Une analyse centrée sur la subjectivité occidentale

Un défaut typique de l’approche occidentale — et en particulier française — envers le Maroc consiste à ne pas percevoir un modèle fondé sur sa spécificité historique. Le Mond eprésente de manière étroite un pouvoir fondé sur le personnage et le psychologique, plutôt que de saisir la fonction stabilisatrice de la monarchie, la place de Rabat dans les transformations régionales ou sa capacité à absorber les mutations internationales. Le narratif s’élève au rang de cliché : fêtes, colères, festivals artistiques… alors qu’il passe sous silence l’arène politique elle-même.

La jeunesse n’a jamais été synonyme d’irresponsabilité

Loin de l’image d’un prince frivole ou immature que tente de dessiner Le Monde, les premières années du règne de Mohammed VI ont été le théâtre de réformes majeures : réforme du Code de la famille (Moudawana), lancement de l’INDH (Initiative nationale pour le développement humain), ouverture sur le continent africain, réformes politiques et institutionnelles. Ces faits, absents des deux premiers épisodes, sont pourtant développés en détails dans les deux premiers chapitres de mon livre (gouvernance politique et développement). Leur absence dans la narration de Le Monde, au profit d’une mise en scène divertissante, ne rend pas justice à un pouvoir conscient de l’équilibre entre ouverture et tradition.

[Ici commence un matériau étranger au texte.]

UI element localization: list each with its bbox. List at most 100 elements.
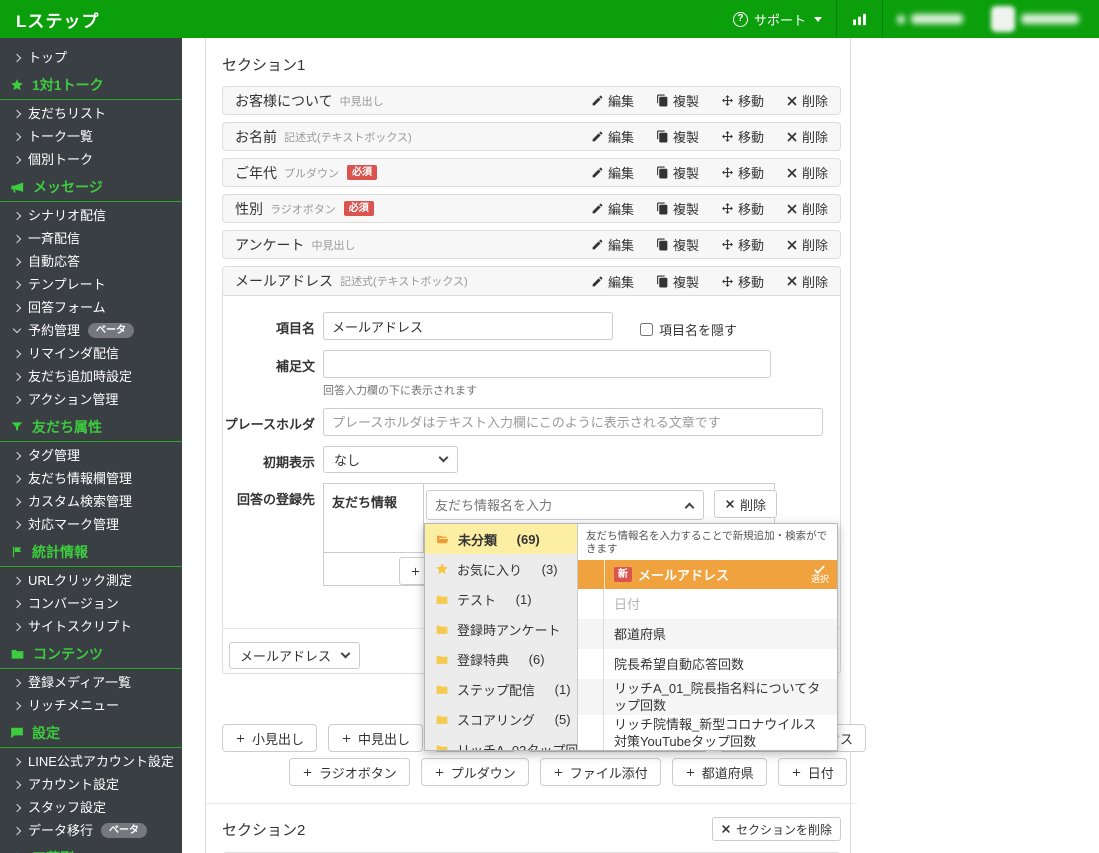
sidebar-item-friend-list[interactable]: 友だちリスト <box>0 102 182 125</box>
duplicate-button[interactable]: 複製 <box>656 163 699 182</box>
delete-button[interactable]: 削除 <box>786 127 828 146</box>
sidebar-item-conversion[interactable]: コンバージョン <box>0 592 182 615</box>
app-logo[interactable]: Lステップ <box>0 7 115 32</box>
edit-button[interactable]: 編集 <box>591 91 634 110</box>
field-type-select[interactable]: メールアドレス <box>229 642 360 669</box>
sidebar-item-template[interactable]: テンプレート <box>0 273 182 296</box>
add-radio-button[interactable]: ラジオボタン <box>289 758 410 786</box>
sidebar-item-mark-manage[interactable]: 対応マーク管理 <box>0 513 182 536</box>
sidebar-item-data-migration[interactable]: データ移行 ベータ <box>0 819 182 842</box>
category-uncategorized[interactable]: 未分類 (69) <box>425 524 577 554</box>
sidebar-item-answer-form[interactable]: 回答フォーム <box>0 296 182 319</box>
sidebar-item-line-official[interactable]: LINE公式アカウント設定 <box>0 750 182 773</box>
dropdown-selected-item[interactable]: 新 メールアドレス 選択 <box>578 560 837 589</box>
form-row-age[interactable]: ご年代 プルダウン 必須 編集 複製 移動 削除 <box>222 158 841 187</box>
sidebar-item-friend-info-manage[interactable]: 友だち情報欄管理 <box>0 467 182 490</box>
form-row-survey-heading[interactable]: アンケート 中見出し 編集 複製 移動 削除 <box>222 230 841 259</box>
category-registration-survey[interactable]: 登録時アンケート (6) <box>425 614 577 644</box>
destination-delete-button[interactable]: 削除 <box>714 490 778 518</box>
dropdown-item[interactable]: 都道府県 <box>578 619 837 649</box>
sidebar-item-tag-manage[interactable]: タグ管理 <box>0 444 182 467</box>
add-medium-heading-button[interactable]: 中見出し <box>328 724 424 752</box>
duplicate-button[interactable]: 複製 <box>656 91 699 110</box>
add-prefecture-button[interactable]: 都道府県 <box>671 758 767 786</box>
form-row-gender[interactable]: 性別 ラジオボタン 必須 編集 複製 移動 削除 <box>222 194 841 223</box>
move-button[interactable]: 移動 <box>721 199 764 218</box>
sidebar-item-reservation[interactable]: 予約管理 ベータ <box>0 319 182 342</box>
duplicate-button[interactable]: 複製 <box>656 199 699 218</box>
category-rich-a03[interactable]: リッチA_03タップ回数 <box>425 734 577 750</box>
select-action[interactable]: 選択 <box>811 565 837 584</box>
edit-button[interactable]: 編集 <box>591 272 634 291</box>
sidebar-header-stats[interactable]: 統計情報 <box>0 536 182 567</box>
sidebar-item-url-click[interactable]: URLクリック測定 <box>0 569 182 592</box>
delete-button[interactable]: 削除 <box>786 163 828 182</box>
placeholder-input[interactable] <box>323 408 823 436</box>
sidebar-item-autoreply[interactable]: 自動応答 <box>0 250 182 273</box>
sidebar-item-top[interactable]: トップ <box>0 46 182 69</box>
delete-button[interactable]: 削除 <box>786 235 828 254</box>
stats-button[interactable] <box>837 0 882 38</box>
category-test[interactable]: テスト (1) <box>425 584 577 614</box>
account-plan-blurred[interactable] <box>883 0 977 38</box>
sidebar-item-site-script[interactable]: サイトスクリプト <box>0 615 182 638</box>
move-button[interactable]: 移動 <box>721 127 764 146</box>
move-button[interactable]: 移動 <box>721 91 764 110</box>
edit-button[interactable]: 編集 <box>591 163 634 182</box>
edit-button[interactable]: 編集 <box>591 199 634 218</box>
add-file-attach-button[interactable]: ファイル添付 <box>539 758 661 786</box>
category-step-delivery[interactable]: ステップ配信 (1) <box>425 674 577 704</box>
sidebar-item-custom-search[interactable]: カスタム検索管理 <box>0 490 182 513</box>
friend-info-combobox[interactable] <box>426 490 704 520</box>
edit-button[interactable]: 編集 <box>591 235 634 254</box>
dropdown-item[interactable]: 院長希望自動応答回数 <box>578 649 837 679</box>
sidebar-item-friend-add-setting[interactable]: 友だち追加時設定 <box>0 365 182 388</box>
hide-item-name-checkbox[interactable] <box>640 323 653 336</box>
add-date-button[interactable]: 日付 <box>777 758 847 786</box>
add-pulldown-button[interactable]: プルダウン <box>420 758 529 786</box>
sidebar-header-friend-attr[interactable]: 友だち属性 <box>0 411 182 442</box>
support-menu[interactable]: ? サポート <box>719 0 836 38</box>
sidebar-item-scenario[interactable]: シナリオ配信 <box>0 204 182 227</box>
delete-button[interactable]: 削除 <box>786 199 828 218</box>
initial-display-select[interactable]: なし <box>323 446 458 473</box>
category-scoring[interactable]: スコアリング (5) <box>425 704 577 734</box>
sidebar-header-settings[interactable]: 設定 <box>0 717 182 748</box>
form-row-customer-heading[interactable]: お客様について 中見出し 編集 複製 移動 削除 <box>222 86 841 115</box>
edit-button[interactable]: 編集 <box>591 127 634 146</box>
item-name-input[interactable] <box>323 312 613 340</box>
expanded-field-header[interactable]: メールアドレス 記述式(テキストボックス) 編集 複製 移動 削除 <box>223 267 840 296</box>
sidebar-item-media-list[interactable]: 登録メディア一覧 <box>0 671 182 694</box>
sidebar-item-broadcast[interactable]: 一斉配信 <box>0 227 182 250</box>
sidebar-item-individual-talk[interactable]: 個別トーク <box>0 148 182 171</box>
dropdown-item[interactable]: リッチA_01_院長指名料についてタップ回数 <box>578 679 837 715</box>
move-button[interactable]: 移動 <box>721 235 764 254</box>
friend-info-combobox-input[interactable] <box>435 497 686 513</box>
form-row-name[interactable]: お名前 記述式(テキストボックス) 編集 複製 移動 削除 <box>222 122 841 151</box>
hide-item-name-option[interactable]: 項目名を隠す <box>640 312 737 340</box>
sidebar-item-staff-setting[interactable]: スタッフ設定 <box>0 796 182 819</box>
sidebar-header-message[interactable]: メッセージ <box>0 171 182 202</box>
user-menu-blurred[interactable] <box>977 0 1099 38</box>
delete-section-button[interactable]: セクションを削除 <box>711 817 841 841</box>
duplicate-button[interactable]: 複製 <box>656 235 699 254</box>
category-registration-bonus[interactable]: 登録特典 (6) <box>425 644 577 674</box>
delete-button[interactable]: 削除 <box>786 272 828 291</box>
sidebar-item-rich-menu[interactable]: リッチメニュー <box>0 694 182 717</box>
duplicate-button[interactable]: 複製 <box>656 272 699 291</box>
sidebar-item-action-manage[interactable]: アクション管理 <box>0 388 182 411</box>
note-input[interactable] <box>323 350 771 378</box>
dropdown-item[interactable]: リッチ院情報_新型コロナウイルス対策YouTubeタップ回数 <box>578 714 837 750</box>
move-button[interactable]: 移動 <box>721 163 764 182</box>
move-button[interactable]: 移動 <box>721 272 764 291</box>
sidebar-header-user[interactable]: 工藤剛 <box>0 842 182 853</box>
dropdown-item[interactable]: 日付 <box>578 589 837 619</box>
sidebar-item-reminder[interactable]: リマインダ配信 <box>0 342 182 365</box>
sidebar-item-talk-list[interactable]: トーク一覧 <box>0 125 182 148</box>
duplicate-button[interactable]: 複製 <box>656 127 699 146</box>
sidebar-item-account-setting[interactable]: アカウント設定 <box>0 773 182 796</box>
add-small-heading-button[interactable]: 小見出し <box>222 724 318 752</box>
sidebar-header-1to1talk[interactable]: 1対1トーク <box>0 69 182 100</box>
delete-button[interactable]: 削除 <box>786 91 828 110</box>
sidebar-header-contents[interactable]: コンテンツ <box>0 638 182 669</box>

Conclusion : entre illusion d’un éclairage nouveau et réalité déformée

L’épisode 2, annoncé comme une clé permettant de révéler le « mystère Mohammed VI », n’a rien dévoilé. Il a masqué ses propres biais méthodologiques : enquête fondée sur l’intuition, narration partiale, obsession du profil psychologique. Derrière cette focalisation étroite, les deux auteurs reconstituent une personnalité qu’ils réduisent à des traits de superficialité, alors que, depuis un quart de siècle, Mohammed VI incarne un modèle de monarchie stratégique, intelligente et capable de concilier la tradition avec une vision contemporaine.

En vérité, au-delà des clichés malveillants, Mohammed VI demeure un modèle de monarchie marocaine dynamique — fondée sur la gouvernance, la justice sociale et la stabilité.

Enfin, il ne s’agit pas ici de diviniser le roi ni de l’ériger en figure omnipuissante. Mais il est juste d’affirmer que ce type de discours tronqué et déformé, tel qu’il est mis en scène par Le Monde dans le deuxième épisode de sa série, ne répond ni aux standards de rigueur ni à l’exigence d’une analyse responsable.